Warm air systems are also available and are usually found in small houses and flats. These work by heating the air using burning gas and then pumping the hot air around the house. These systems are very economical to run and are quick to warm up from cold. It’s also possible to get electrostatic air filters to eliminate odours and 95% of airborne particles. (good for asthma sufferers)

You are also restricted to what can be installed where. These are the places where certain boilers can or can’t be installed.

  • Kitchen – all types, preferably on an external wall for the flue.
  • Living Room – Back boilers are not permitted.
  • Bedrooms – only fanned to room sealed boilers can be fitted. Boilers that draw air from the room must not be fitted in bedrooms.
  • Bathrooms - only fanned to room sealed boilers can be fitted. Boilers that draw air from the room must not be fitted in bathrooms.
  • Under stairs – as long as adequate fire protection is installed giving 30 minutes or more protection all can be installed.
  • Garage – all boilers but frost protection is required.

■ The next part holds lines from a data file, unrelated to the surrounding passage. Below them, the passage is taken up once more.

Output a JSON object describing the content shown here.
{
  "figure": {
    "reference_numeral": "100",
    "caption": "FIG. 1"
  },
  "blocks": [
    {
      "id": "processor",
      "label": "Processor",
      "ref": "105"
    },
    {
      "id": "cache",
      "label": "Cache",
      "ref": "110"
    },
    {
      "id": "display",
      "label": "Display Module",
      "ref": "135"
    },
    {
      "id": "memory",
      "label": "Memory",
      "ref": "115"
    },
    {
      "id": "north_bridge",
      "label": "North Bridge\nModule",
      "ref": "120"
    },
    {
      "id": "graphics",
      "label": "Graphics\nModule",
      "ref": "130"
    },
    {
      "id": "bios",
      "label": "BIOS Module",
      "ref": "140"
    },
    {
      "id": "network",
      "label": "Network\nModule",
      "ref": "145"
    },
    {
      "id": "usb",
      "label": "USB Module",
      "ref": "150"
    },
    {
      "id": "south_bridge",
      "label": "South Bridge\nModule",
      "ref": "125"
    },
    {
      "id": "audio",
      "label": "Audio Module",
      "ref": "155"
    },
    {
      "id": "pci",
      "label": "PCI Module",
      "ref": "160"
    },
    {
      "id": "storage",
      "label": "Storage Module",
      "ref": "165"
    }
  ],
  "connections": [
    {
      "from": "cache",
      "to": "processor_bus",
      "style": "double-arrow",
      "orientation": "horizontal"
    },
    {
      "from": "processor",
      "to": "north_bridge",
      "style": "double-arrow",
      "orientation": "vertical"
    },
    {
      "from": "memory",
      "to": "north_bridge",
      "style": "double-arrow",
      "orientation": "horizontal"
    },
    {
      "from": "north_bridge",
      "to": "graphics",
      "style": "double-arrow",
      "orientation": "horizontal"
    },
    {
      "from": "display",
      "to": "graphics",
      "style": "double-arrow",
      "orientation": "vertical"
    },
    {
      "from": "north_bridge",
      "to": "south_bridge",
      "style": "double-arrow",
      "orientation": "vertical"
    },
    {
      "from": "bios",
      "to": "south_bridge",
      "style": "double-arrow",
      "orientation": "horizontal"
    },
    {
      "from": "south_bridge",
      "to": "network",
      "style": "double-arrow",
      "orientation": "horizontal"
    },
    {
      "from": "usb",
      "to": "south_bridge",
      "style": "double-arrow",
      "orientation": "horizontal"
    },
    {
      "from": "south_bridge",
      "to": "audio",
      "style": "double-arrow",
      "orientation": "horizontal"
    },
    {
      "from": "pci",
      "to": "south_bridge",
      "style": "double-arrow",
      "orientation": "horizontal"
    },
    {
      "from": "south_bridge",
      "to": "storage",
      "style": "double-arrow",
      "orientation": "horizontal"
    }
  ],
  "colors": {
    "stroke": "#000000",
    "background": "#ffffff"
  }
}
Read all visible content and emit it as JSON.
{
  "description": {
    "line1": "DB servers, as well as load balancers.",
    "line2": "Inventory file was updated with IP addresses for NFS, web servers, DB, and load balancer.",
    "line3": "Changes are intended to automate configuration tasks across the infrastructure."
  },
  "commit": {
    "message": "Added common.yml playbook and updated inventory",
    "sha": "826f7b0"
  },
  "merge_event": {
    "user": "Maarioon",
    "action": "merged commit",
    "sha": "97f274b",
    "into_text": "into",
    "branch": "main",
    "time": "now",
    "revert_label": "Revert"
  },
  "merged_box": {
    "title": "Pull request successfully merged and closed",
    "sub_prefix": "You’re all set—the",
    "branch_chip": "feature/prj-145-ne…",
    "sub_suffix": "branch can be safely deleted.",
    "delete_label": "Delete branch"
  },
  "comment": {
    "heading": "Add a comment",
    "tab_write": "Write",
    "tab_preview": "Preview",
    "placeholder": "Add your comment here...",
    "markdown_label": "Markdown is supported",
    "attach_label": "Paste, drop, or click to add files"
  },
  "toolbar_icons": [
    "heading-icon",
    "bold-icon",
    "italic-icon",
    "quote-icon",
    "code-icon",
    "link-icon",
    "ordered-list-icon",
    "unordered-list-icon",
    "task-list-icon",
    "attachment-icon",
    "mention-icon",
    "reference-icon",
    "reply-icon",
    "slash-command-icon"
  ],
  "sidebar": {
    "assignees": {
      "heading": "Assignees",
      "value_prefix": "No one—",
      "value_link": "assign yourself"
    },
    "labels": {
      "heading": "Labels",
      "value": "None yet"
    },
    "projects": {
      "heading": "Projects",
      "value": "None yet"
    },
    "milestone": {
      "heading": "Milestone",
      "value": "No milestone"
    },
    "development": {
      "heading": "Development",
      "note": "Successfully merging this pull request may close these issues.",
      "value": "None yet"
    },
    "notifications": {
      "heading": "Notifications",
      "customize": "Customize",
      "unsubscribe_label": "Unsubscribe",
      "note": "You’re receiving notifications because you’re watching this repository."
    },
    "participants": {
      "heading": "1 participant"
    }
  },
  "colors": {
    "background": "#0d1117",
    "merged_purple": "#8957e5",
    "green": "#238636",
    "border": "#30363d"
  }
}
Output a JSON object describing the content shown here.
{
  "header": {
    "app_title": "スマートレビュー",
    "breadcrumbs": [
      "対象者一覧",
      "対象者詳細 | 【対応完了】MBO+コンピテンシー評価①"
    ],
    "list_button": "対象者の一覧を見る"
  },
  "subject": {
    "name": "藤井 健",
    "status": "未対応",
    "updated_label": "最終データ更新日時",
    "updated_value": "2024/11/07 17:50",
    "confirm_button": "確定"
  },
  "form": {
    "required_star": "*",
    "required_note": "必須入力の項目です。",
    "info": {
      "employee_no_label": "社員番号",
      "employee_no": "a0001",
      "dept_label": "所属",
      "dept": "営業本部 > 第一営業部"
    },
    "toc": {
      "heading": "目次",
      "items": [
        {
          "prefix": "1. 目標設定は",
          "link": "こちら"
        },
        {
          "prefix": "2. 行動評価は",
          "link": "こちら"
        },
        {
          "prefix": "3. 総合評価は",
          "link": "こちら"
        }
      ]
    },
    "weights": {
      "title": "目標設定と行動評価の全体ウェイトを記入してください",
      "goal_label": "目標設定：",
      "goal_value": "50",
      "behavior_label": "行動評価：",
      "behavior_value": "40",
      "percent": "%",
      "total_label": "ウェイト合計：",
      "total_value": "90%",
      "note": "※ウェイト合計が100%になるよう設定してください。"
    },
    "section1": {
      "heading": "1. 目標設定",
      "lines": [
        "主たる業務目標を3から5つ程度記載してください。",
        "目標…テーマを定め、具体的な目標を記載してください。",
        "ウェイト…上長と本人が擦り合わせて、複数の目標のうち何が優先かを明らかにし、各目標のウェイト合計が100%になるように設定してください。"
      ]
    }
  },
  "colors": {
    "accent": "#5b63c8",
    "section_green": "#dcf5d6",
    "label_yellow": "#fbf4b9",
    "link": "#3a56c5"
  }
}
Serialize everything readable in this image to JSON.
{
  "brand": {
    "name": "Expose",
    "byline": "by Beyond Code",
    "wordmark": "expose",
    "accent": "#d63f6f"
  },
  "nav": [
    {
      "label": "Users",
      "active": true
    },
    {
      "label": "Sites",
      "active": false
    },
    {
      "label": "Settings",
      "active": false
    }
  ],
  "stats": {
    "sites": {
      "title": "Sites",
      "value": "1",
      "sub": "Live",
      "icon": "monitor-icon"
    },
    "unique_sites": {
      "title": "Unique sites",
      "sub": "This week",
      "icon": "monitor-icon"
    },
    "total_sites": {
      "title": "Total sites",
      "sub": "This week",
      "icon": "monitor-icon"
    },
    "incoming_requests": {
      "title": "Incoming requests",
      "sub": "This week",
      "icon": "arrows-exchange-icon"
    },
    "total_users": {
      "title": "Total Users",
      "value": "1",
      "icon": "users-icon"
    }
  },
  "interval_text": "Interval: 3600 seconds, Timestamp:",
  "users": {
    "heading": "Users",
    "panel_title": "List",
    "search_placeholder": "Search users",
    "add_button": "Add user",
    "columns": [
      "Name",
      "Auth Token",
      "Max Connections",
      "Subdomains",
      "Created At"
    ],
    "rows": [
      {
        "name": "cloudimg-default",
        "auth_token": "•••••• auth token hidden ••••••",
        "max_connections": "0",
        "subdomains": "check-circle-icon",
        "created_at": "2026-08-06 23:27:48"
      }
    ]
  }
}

  • Roof space – all can be installed but secure access, permanent lighting and boards between hatch and boiler are required to be installed as well.
  • Cellar – as external walls aren’t available, only fanned flue and conventional flue boilers can be fitted.
Choosing a boiler will depend on your personal needs, size of house and location you wish to install the boiler. We spoke to Abbey boilers who were very helpful. This article is only a guide and further information and advice should be sort from a corgi registered engineer.